Türkiye Kyoto Protokolü'nü en son imzalayan devletler arasında yer alırken, halen karbon salımını azaltma konusunda pek de bir yükümlülüğü bulunmuyor. Ancak Kyoto imzası öncesinde hükümetin konuyla ilgili genel tavrı, Türkiye'nin gelişmekte olan bir ülke olması nedeniyle, karbon sınırlamalarına pek de sıcak bakmamak yönündeydi. 2008 yılına kadar Türkiye'nin protokolü "kendine has" nedenlerle imzalamadığını söyleyen dönemin hükümet sözcüsü Devlet Bakanı Cemil Çiçek, 2012 yılında süresi dolacak olan protokolden sonraki çalışmalara daha aktif bir şekilde katılabilmek adına Kyoto Sözleşmesi'nin benimsendiğini açıklamıştı. İkinci Dünya Savaşı sonunda Almanların kesin olarak yenileceğinin anlaşılmasından sonra Türkiye'nin Almanya'ya savaş ilan etmesini çağrıştıran bu tavır, aslında Danimarkalı bakan Hegaard'ın işaret ettiği fırsatı yakalamaktan çok çok uzak görünüyor. Dünyadaki pek çok devlet, hükümet ve şirket gibi Türkiye'deki hükümet de karbon emisyonunu düşürmenin neden olacağı maliyetlerden ve üretim kayıplarından dem vurarak artık sonuna gelinmiş bir üretim biçimini biraz daha sürdürme kaygısı taşıyor.

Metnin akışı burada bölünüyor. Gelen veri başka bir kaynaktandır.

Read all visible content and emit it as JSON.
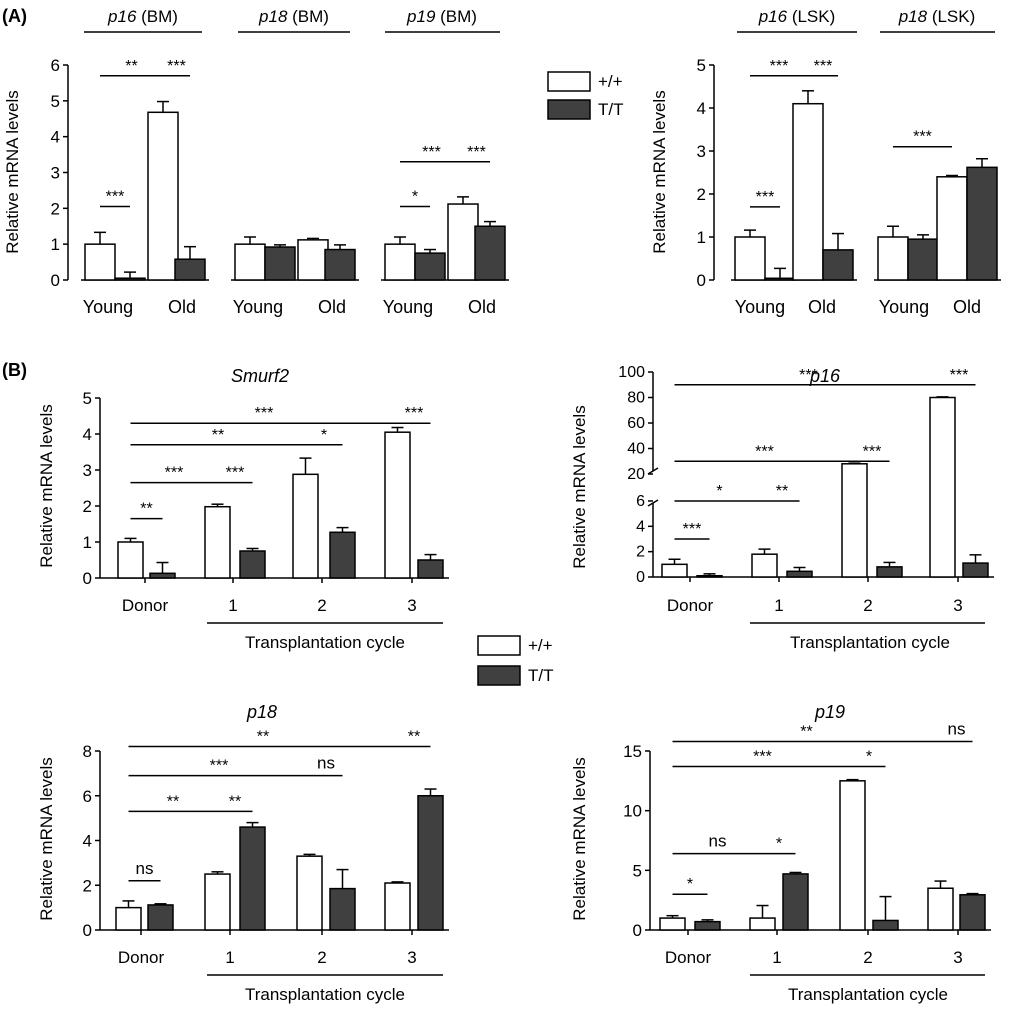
{
  "panel_labels": {
    "a": "(A)",
    "b": "(B)"
  },
  "legend": {
    "wt_label": "+/+",
    "mut_label": "T/T",
    "wt_color": "#ffffff",
    "mut_color": "#404040"
  },
  "chart_data": [
    {
      "id": "a_bm",
      "type": "bar",
      "panel": "(A)",
      "ylabel": "Relative mRNA levels",
      "ylim": [
        0,
        6
      ],
      "yticks": [
        0,
        1,
        2,
        3,
        4,
        5,
        6
      ],
      "series_names": [
        "+/+",
        "T/T"
      ],
      "groups": [
        {
          "gene": "p16",
          "tissue": "(BM)",
          "x_labels": [
            "Young",
            "Old"
          ],
          "pairs": [
            {
              "values": [
                1.0,
                0.05
              ],
              "errors": [
                0.33,
                0.17
              ]
            },
            {
              "values": [
                4.68,
                0.58
              ],
              "errors": [
                0.3,
                0.35
              ]
            }
          ]
        },
        {
          "gene": "p18",
          "tissue": "(BM)",
          "x_labels": [
            "Young",
            "Old"
          ],
          "pairs": [
            {
              "values": [
                1.0,
                0.92
              ],
              "errors": [
                0.2,
                0.06
              ]
            },
            {
              "values": [
                1.12,
                0.85
              ],
              "errors": [
                0.04,
                0.13
              ]
            }
          ]
        },
        {
          "gene": "p19",
          "tissue": "(BM)",
          "x_labels": [
            "Young",
            "Old"
          ],
          "pairs": [
            {
              "values": [
                1.0,
                0.75
              ],
              "errors": [
                0.2,
                0.1
              ]
            },
            {
              "values": [
                2.12,
                1.5
              ],
              "errors": [
                0.2,
                0.13
              ]
            }
          ]
        }
      ],
      "annotations": [
        {
          "text": "**",
          "from": [
            0,
            0
          ],
          "to": [
            0,
            2
          ],
          "level": 5.7
        },
        {
          "text": "***",
          "from": [
            0,
            2
          ],
          "to": [
            0,
            3
          ],
          "level": 5.7
        },
        {
          "text": "***",
          "from": [
            0,
            0
          ],
          "to": [
            0,
            1
          ],
          "level": 2.05
        },
        {
          "text": "***",
          "from": [
            2,
            0
          ],
          "to": [
            2,
            2
          ],
          "level": 3.3
        },
        {
          "text": "***",
          "from": [
            2,
            2
          ],
          "to": [
            2,
            3
          ],
          "level": 3.3
        },
        {
          "text": "*",
          "from": [
            2,
            0
          ],
          "to": [
            2,
            1
          ],
          "level": 2.05
        }
      ]
    },
    {
      "id": "a_lsk",
      "type": "bar",
      "panel": "(A)",
      "ylabel": "Relative mRNA levels",
      "ylim": [
        0,
        5
      ],
      "yticks": [
        0,
        1,
        2,
        3,
        4,
        5
      ],
      "series_names": [
        "+/+",
        "T/T"
      ],
      "groups": [
        {
          "gene": "p16",
          "tissue": "(LSK)",
          "x_labels": [
            "Young",
            "Old"
          ],
          "pairs": [
            {
              "values": [
                1.0,
                0.04
              ],
              "errors": [
                0.16,
                0.23
              ]
            },
            {
              "values": [
                4.1,
                0.7
              ],
              "errors": [
                0.3,
                0.38
              ]
            }
          ]
        },
        {
          "gene": "p18",
          "tissue": "(LSK)",
          "x_labels": [
            "Young",
            "Old"
          ],
          "pairs": [
            {
              "values": [
                1.0,
                0.95
              ],
              "errors": [
                0.25,
                0.1
              ]
            },
            {
              "values": [
                2.4,
                2.62
              ],
              "errors": [
                0.03,
                0.2
              ]
            }
          ]
        }
      ],
      "annotations": [
        {
          "text": "***",
          "from": [
            0,
            0
          ],
          "to": [
            0,
            2
          ],
          "level": 4.75
        },
        {
          "text": "***",
          "from": [
            0,
            2
          ],
          "to": [
            0,
            3
          ],
          "level": 4.75
        },
        {
          "text": "***",
          "from": [
            0,
            0
          ],
          "to": [
            0,
            1
          ],
          "level": 1.7
        },
        {
          "text": "***",
          "from": [
            1,
            0
          ],
          "to": [
            1,
            2
          ],
          "level": 3.1
        }
      ]
    },
    {
      "id": "b_smurf2",
      "type": "bar",
      "panel": "(B)",
      "title": "Smurf2",
      "ylabel": "Relative mRNA levels",
      "xlabel": "Transplantation cycle",
      "ylim": [
        0,
        5
      ],
      "yticks": [
        0,
        1,
        2,
        3,
        4,
        5
      ],
      "categories": [
        "Donor",
        "1",
        "2",
        "3"
      ],
      "series_names": [
        "+/+",
        "T/T"
      ],
      "values": [
        [
          1.0,
          0.13
        ],
        [
          1.98,
          0.75
        ],
        [
          2.88,
          1.27
        ],
        [
          4.05,
          0.5
        ]
      ],
      "errors": [
        [
          0.1,
          0.3
        ],
        [
          0.07,
          0.07
        ],
        [
          0.45,
          0.13
        ],
        [
          0.13,
          0.15
        ]
      ],
      "annotations": [
        {
          "text": "***",
          "from": [
            0,
            0
          ],
          "to": [
            3,
            0
          ],
          "level": 4.3
        },
        {
          "text": "**",
          "from": [
            0,
            0
          ],
          "to": [
            2,
            0
          ],
          "level": 3.7
        },
        {
          "text": "***",
          "from": [
            0,
            0
          ],
          "to": [
            1,
            0
          ],
          "level": 2.65
        },
        {
          "text": "**",
          "from": [
            0,
            0
          ],
          "to": [
            0,
            1
          ],
          "level": 1.65
        },
        {
          "text": "***",
          "from": [
            1,
            0
          ],
          "to": [
            1,
            1
          ],
          "level": 2.65
        },
        {
          "text": "*",
          "from": [
            2,
            0
          ],
          "to": [
            2,
            1
          ],
          "level": 3.7
        },
        {
          "text": "***",
          "from": [
            3,
            0
          ],
          "to": [
            3,
            1
          ],
          "level": 4.3
        }
      ]
    },
    {
      "id": "b_p16",
      "type": "bar",
      "panel": "(B)",
      "title": "p16",
      "ylabel": "Relative mRNA levels",
      "xlabel": "Transplantation cycle",
      "scale": "broken",
      "ylim": [
        0,
        100
      ],
      "ytick_labels": [
        "0",
        "2",
        "4",
        "6",
        "20",
        "40",
        "60",
        "80",
        "100"
      ],
      "categories": [
        "Donor",
        "1",
        "2",
        "3"
      ],
      "series_names": [
        "+/+",
        "T/T"
      ],
      "values": [
        [
          1.0,
          0.1
        ],
        [
          1.8,
          0.45
        ],
        [
          28,
          0.8
        ],
        [
          80,
          1.1
        ]
      ],
      "errors": [
        [
          0.4,
          0.15
        ],
        [
          0.4,
          0.3
        ],
        [
          0.5,
          0.35
        ],
        [
          0.5,
          0.65
        ]
      ],
      "annotations": [
        {
          "text": "***",
          "from": [
            0,
            0
          ],
          "to": [
            3,
            0
          ],
          "level": 90
        },
        {
          "text": "***",
          "from": [
            0,
            0
          ],
          "to": [
            2,
            0
          ],
          "level": 30
        },
        {
          "text": "*",
          "from": [
            0,
            0
          ],
          "to": [
            1,
            0
          ],
          "level": 7.0
        },
        {
          "text": "***",
          "from": [
            0,
            0
          ],
          "to": [
            0,
            1
          ],
          "level": 3.0
        },
        {
          "text": "**",
          "from": [
            1,
            0
          ],
          "to": [
            1,
            1
          ],
          "level": 7.0
        },
        {
          "text": "***",
          "from": [
            2,
            0
          ],
          "to": [
            2,
            1
          ],
          "level": 30
        },
        {
          "text": "***",
          "from": [
            3,
            0
          ],
          "to": [
            3,
            1
          ],
          "level": 90
        }
      ]
    },
    {
      "id": "b_p18",
      "type": "bar",
      "panel": "(B)",
      "title": "p18",
      "ylabel": "Relative mRNA levels",
      "xlabel": "Transplantation cycle",
      "ylim": [
        0,
        8
      ],
      "yticks": [
        0,
        2,
        4,
        6,
        8
      ],
      "categories": [
        "Donor",
        "1",
        "2",
        "3"
      ],
      "series_names": [
        "+/+",
        "T/T"
      ],
      "values": [
        [
          1.0,
          1.12
        ],
        [
          2.5,
          4.6
        ],
        [
          3.3,
          1.85
        ],
        [
          2.1,
          6.0
        ]
      ],
      "errors": [
        [
          0.3,
          0.05
        ],
        [
          0.1,
          0.2
        ],
        [
          0.08,
          0.85
        ],
        [
          0.05,
          0.3
        ]
      ],
      "annotations": [
        {
          "text": "**",
          "from": [
            0,
            0
          ],
          "to": [
            3,
            0
          ],
          "level": 8.2
        },
        {
          "text": "***",
          "from": [
            0,
            0
          ],
          "to": [
            2,
            0
          ],
          "level": 6.9
        },
        {
          "text": "**",
          "from": [
            0,
            0
          ],
          "to": [
            1,
            0
          ],
          "level": 5.3
        },
        {
          "text": "ns",
          "from": [
            0,
            0
          ],
          "to": [
            0,
            1
          ],
          "level": 2.2
        },
        {
          "text": "**",
          "from": [
            1,
            0
          ],
          "to": [
            1,
            1
          ],
          "level": 5.3
        },
        {
          "text": "ns",
          "from": [
            2,
            0
          ],
          "to": [
            2,
            1
          ],
          "level": 6.9
        },
        {
          "text": "**",
          "from": [
            3,
            0
          ],
          "to": [
            3,
            1
          ],
          "level": 8.2
        }
      ]
    },
    {
      "id": "b_p19",
      "type": "bar",
      "panel": "(B)",
      "title": "p19",
      "ylabel": "Relative mRNA levels",
      "xlabel": "Transplantation cycle",
      "ylim": [
        0,
        15
      ],
      "yticks": [
        0,
        5,
        10,
        15
      ],
      "categories": [
        "Donor",
        "1",
        "2",
        "3"
      ],
      "series_names": [
        "+/+",
        "T/T"
      ],
      "values": [
        [
          1.0,
          0.7
        ],
        [
          1.0,
          4.7
        ],
        [
          12.5,
          0.8
        ],
        [
          3.5,
          2.95
        ]
      ],
      "errors": [
        [
          0.2,
          0.15
        ],
        [
          1.05,
          0.12
        ],
        [
          0.1,
          2.0
        ],
        [
          0.6,
          0.1
        ]
      ],
      "annotations": [
        {
          "text": "**",
          "from": [
            0,
            0
          ],
          "to": [
            3,
            0
          ],
          "level": 15.8
        },
        {
          "text": "***",
          "from": [
            0,
            0
          ],
          "to": [
            2,
            0
          ],
          "level": 13.7
        },
        {
          "text": "ns",
          "from": [
            0,
            0
          ],
          "to": [
            1,
            0
          ],
          "level": 6.4
        },
        {
          "text": "*",
          "from": [
            0,
            0
          ],
          "to": [
            0,
            1
          ],
          "level": 3.0
        },
        {
          "text": "*",
          "from": [
            1,
            0
          ],
          "to": [
            1,
            1
          ],
          "level": 6.4
        },
        {
          "text": "*",
          "from": [
            2,
            0
          ],
          "to": [
            2,
            1
          ],
          "level": 13.7
        },
        {
          "text": "ns",
          "from": [
            3,
            0
          ],
          "to": [
            3,
            1
          ],
          "level": 15.8
        }
      ]
    }
  ]
}
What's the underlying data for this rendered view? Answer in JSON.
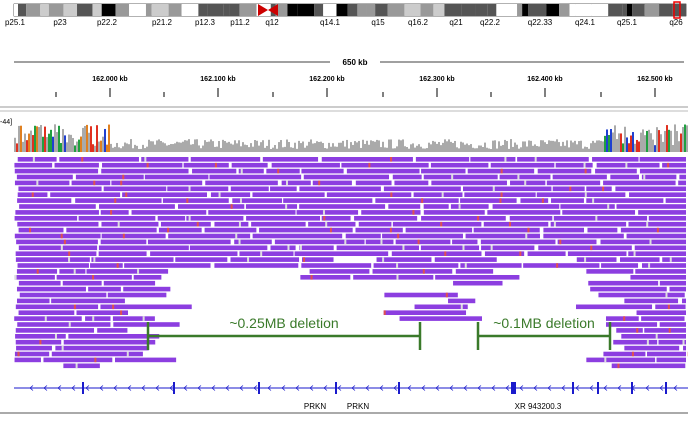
{
  "cytobands": [
    "p25.1",
    "p23",
    "p22.2",
    "p21.2",
    "p12.3",
    "p11.2",
    "q12",
    "q14.1",
    "q15",
    "q16.2",
    "q21",
    "q22.2",
    "q22.33",
    "q24.1",
    "q25.1",
    "q26"
  ],
  "span_label": "650 kb",
  "ruler_ticks": [
    "162.000 kb",
    "162.100 kb",
    "162.200 kb",
    "162.300 kb",
    "162.400 kb",
    "162.500 kb"
  ],
  "coverage_range": "-44]",
  "annotations": [
    "~0.25MB deletion",
    "~0.1MB deletion"
  ],
  "genes": [
    "PRKN",
    "PRKN",
    "XR 943200.3"
  ]
}
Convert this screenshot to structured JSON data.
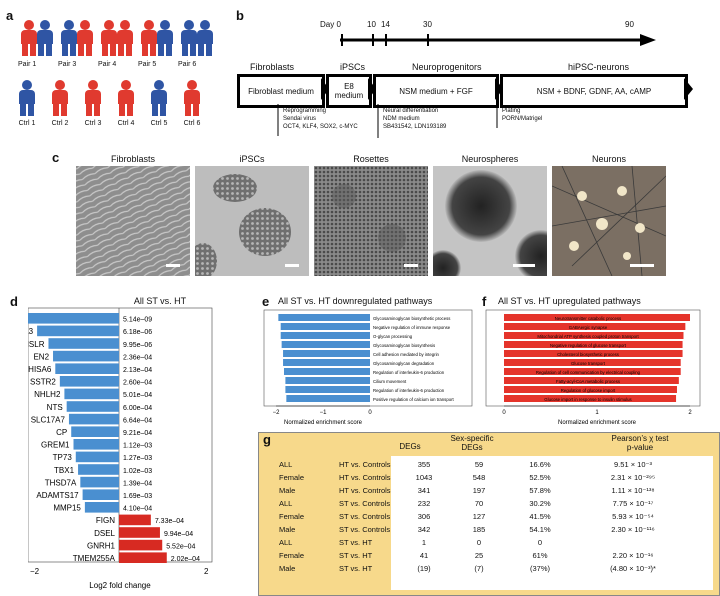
{
  "panel_a": {
    "letter": "a",
    "pairs": [
      "Pair 1",
      "Pair 3",
      "Pair 4",
      "Pair 5",
      "Pair 6"
    ],
    "ctrls": [
      "Ctrl 1",
      "Ctrl 2",
      "Ctrl 3",
      "Ctrl 4",
      "Ctrl 5",
      "Ctrl 6"
    ],
    "color_patient": "#e03a2f",
    "color_blue": "#2f55a4"
  },
  "panel_b": {
    "letter": "b",
    "day_label": "Day 0",
    "days": [
      "10",
      "14",
      "30",
      "90"
    ],
    "stages": [
      "Fibroblasts",
      "iPSCs",
      "Neuroprogenitors",
      "hiPSC-neurons"
    ],
    "media": [
      "Fibroblast medium",
      "E8 medium",
      "NSM medium + FGF",
      "NSM + BDNF, GDNF, AA, cAMP"
    ],
    "note1": [
      "Reprogramming",
      "Sendai virus",
      "OCT4, KLF4, SOX2, c-MYC"
    ],
    "note2": [
      "Neural differentiation",
      "NDM medium",
      "SB431542, LDN193189"
    ],
    "note3": [
      "Plating",
      "PORN/Matrigel"
    ]
  },
  "panel_c": {
    "letter": "c",
    "labels": [
      "Fibroblasts",
      "iPSCs",
      "Rosettes",
      "Neurospheres",
      "Neurons"
    ]
  },
  "panel_d": {
    "letter": "d",
    "chart_data": {
      "type": "bar",
      "orientation": "horizontal",
      "title": "All ST vs. HT",
      "xlabel": "Log2 fold change",
      "xlim": [
        -2,
        2
      ],
      "xticks": [
        "−2",
        "2"
      ],
      "categories": [
        "LHX1",
        "C1QL3",
        "ISLR",
        "EN2",
        "SHISA6",
        "SSTR2",
        "NHLH2",
        "NTS",
        "SLC17A7",
        "CP",
        "GREM1",
        "TP73",
        "TBX1",
        "THSD7A",
        "ADAMTS17",
        "MMP15",
        "FIGN",
        "DSEL",
        "GNRH1",
        "TMEM255A"
      ],
      "values": [
        -2.05,
        -1.8,
        -1.55,
        -1.45,
        -1.4,
        -1.3,
        -1.2,
        -1.15,
        -1.1,
        -1.05,
        -1.0,
        -0.95,
        -0.9,
        -0.85,
        -0.8,
        -0.75,
        0.7,
        0.9,
        0.95,
        1.05
      ],
      "pvalues": [
        "5.14e–09",
        "6.18e–06",
        "9.95e–06",
        "2.36e–04",
        "2.13e–04",
        "2.60e–04",
        "5.01e–04",
        "6.00e–04",
        "6.64e–04",
        "9.21e–04",
        "1.12e–03",
        "1.27e–03",
        "1.02e–03",
        "1.39e–04",
        "1.69e–03",
        "4.10e–04",
        "7.33e–04",
        "9.94e–04",
        "5.52e–04",
        "2.02e–04"
      ],
      "color_down": "#4a8fd0",
      "color_up": "#d72a22"
    }
  },
  "panel_e": {
    "letter": "e",
    "chart_data": {
      "type": "bar",
      "orientation": "horizontal",
      "title": "All ST vs. HT downregulated pathways",
      "xlabel": "Normalized enrichment score",
      "xlim": [
        -2,
        0
      ],
      "xticks": [
        "−2",
        "−1",
        "0"
      ],
      "categories": [
        "Glycosaminoglycan biosynthetic process",
        "Negative regulation of immune response",
        "O-glycan processing",
        "Glycosaminoglycan biosynthesis",
        "Cell adhesion mediated by integrin",
        "Glycosaminoglycan degradation",
        "Regulation of interleukin-6 production",
        "Cilium movement",
        "Regulation of interleukin-6 production",
        "Positive regulation of calcium ion transport"
      ],
      "values": [
        -1.95,
        -1.9,
        -1.9,
        -1.88,
        -1.85,
        -1.85,
        -1.83,
        -1.8,
        -1.8,
        -1.78
      ],
      "color": "#4a8fd0"
    }
  },
  "panel_f": {
    "letter": "f",
    "chart_data": {
      "type": "bar",
      "orientation": "horizontal",
      "title": "All ST vs. HT upregulated pathways",
      "xlabel": "Normalized enrichment score",
      "xlim": [
        0,
        2
      ],
      "xticks": [
        "0",
        "1",
        "2"
      ],
      "categories": [
        "Neurotransmitter catabolic process",
        "GABAergic synapse",
        "Mitochondrial ATP synthesis coupled proton transport",
        "Negative regulation of glucose transport",
        "Cholesterol biosynthetic process",
        "Glucose transport",
        "Regulation of cell communication by electrical coupling",
        "Fatty-acyl-CoA metabolic process",
        "Regulation of glucose import",
        "Glucose import in response to insulin stimulus"
      ],
      "values": [
        2.0,
        1.95,
        1.93,
        1.92,
        1.92,
        1.9,
        1.9,
        1.88,
        1.86,
        1.85
      ],
      "color": "#e5342b"
    }
  },
  "panel_g": {
    "letter": "g",
    "headers": {
      "degs": "DEGs",
      "sex_specific": "Sex-specific\nDEGs",
      "pearson": "Pearson’s χ test\np-value"
    },
    "chart_data": {
      "type": "table",
      "rows": [
        [
          "ALL",
          "HT vs. Controls",
          "355",
          "59",
          "16.6%",
          "9.51 × 10⁻³"
        ],
        [
          "Female",
          "HT vs. Controls",
          "1043",
          "548",
          "52.5%",
          "2.31 × 10⁻²⁹⁵"
        ],
        [
          "Male",
          "HT vs. Controls",
          "341",
          "197",
          "57.8%",
          "1.11 × 10⁻¹³⁸"
        ],
        [
          "ALL",
          "ST vs. Controls",
          "232",
          "70",
          "30.2%",
          "7.75 × 10⁻¹⁷"
        ],
        [
          "Female",
          "ST vs. Controls",
          "306",
          "127",
          "41.5%",
          "5.93 × 10⁻⁵⁴"
        ],
        [
          "Male",
          "ST vs. Controls",
          "342",
          "185",
          "54.1%",
          "2.30 × 10⁻¹¹⁶"
        ],
        [
          "ALL",
          "ST vs. HT",
          "1",
          "0",
          "0",
          ""
        ],
        [
          "Female",
          "ST vs. HT",
          "41",
          "25",
          "61%",
          "2.20 × 10⁻¹⁶"
        ],
        [
          "Male",
          "ST vs. HT",
          "(19)",
          "(7)",
          "(37%)",
          "(4.80 × 10⁻³)*"
        ]
      ]
    }
  }
}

Oysa bir yanda küresel ekonomik krizin, bir yanda da küresel ısınmanın getirdiği değişim süreci, pasif, edilgen ve daha çok bekleyip görmeye dayalı tavırların bu işten pek de kazançlı çıkmayacağını gösteriyor. Buna karşılık gelecek 10 yılda düşük karbon tüketimine yatırım yapan şirketlerin bundan kazançlı çıkacağına hiç kuşku yok. İngiliz toplumbilimci Anthony Giddens, çevre teknolojilerinin önümüzdeki 20 yılda hayatımızda bilişim teknolojilerinin yaptığı değişiklikten çok daha fazlasını yapacağını söylüyor. Yani şu andaki durum 20 yıl önce bilişim sektörünün durumuna benziyor. Bu nedenle yazının başında da dediğim gibi küresel ısınma artık "çevreye duyarlı vatandaşların" sorunu olmaktan çıkmış durumda. Kopenhag Konferansı bu nedenle küçük büyük her türlü girişimcinin, sermaye sahibinin izlemesi gereken önemli bir dönüm noktası. Burada konuşulan konular ve alınacak kararlar önümüzdeki 10-20 yılda nerelere nasıl yatırım yapılması gerektiğinin ipuçlarını verecek.
Kapitalizmin bugüne kadarki halinden, şeklinden memnun ve mutlu olan biri değilim. Bundan sonraki hali beni mutlu eder mi, o konuda da şüphelerim var. Ancak bildiğim ve gördüğüm bir şey var ki, kapitalizmin tarihinde önemli bir değişimin kıyısında duruyoruz ve bu süreç girişimciler için çok büyük fırsatlar taşıyor. Pek çok küresel şirket bu değişimi kendi içinde çoktan başlattı bile. Şimdiye kadar kullana geldiğimiz pek çok teknolojinin ve ürünün tarihe gömülmesinden, yerlerine pek çok yeni teknoloji ve pek çok yeni ürün gelmesinden söz ediyoruz. Hükümetin bunun farkında olup olmadığını, bu yöndeki gelişmeyi teşvik edip etmeyeceğini henüz bilmiyoruz. Ancak hükümetin desteği olsa da olmasa da Danimarkalı Bakan Hedegaard'ın dediği gibi "herkesin bu konuda fark yaratabileceğini" unutmayın!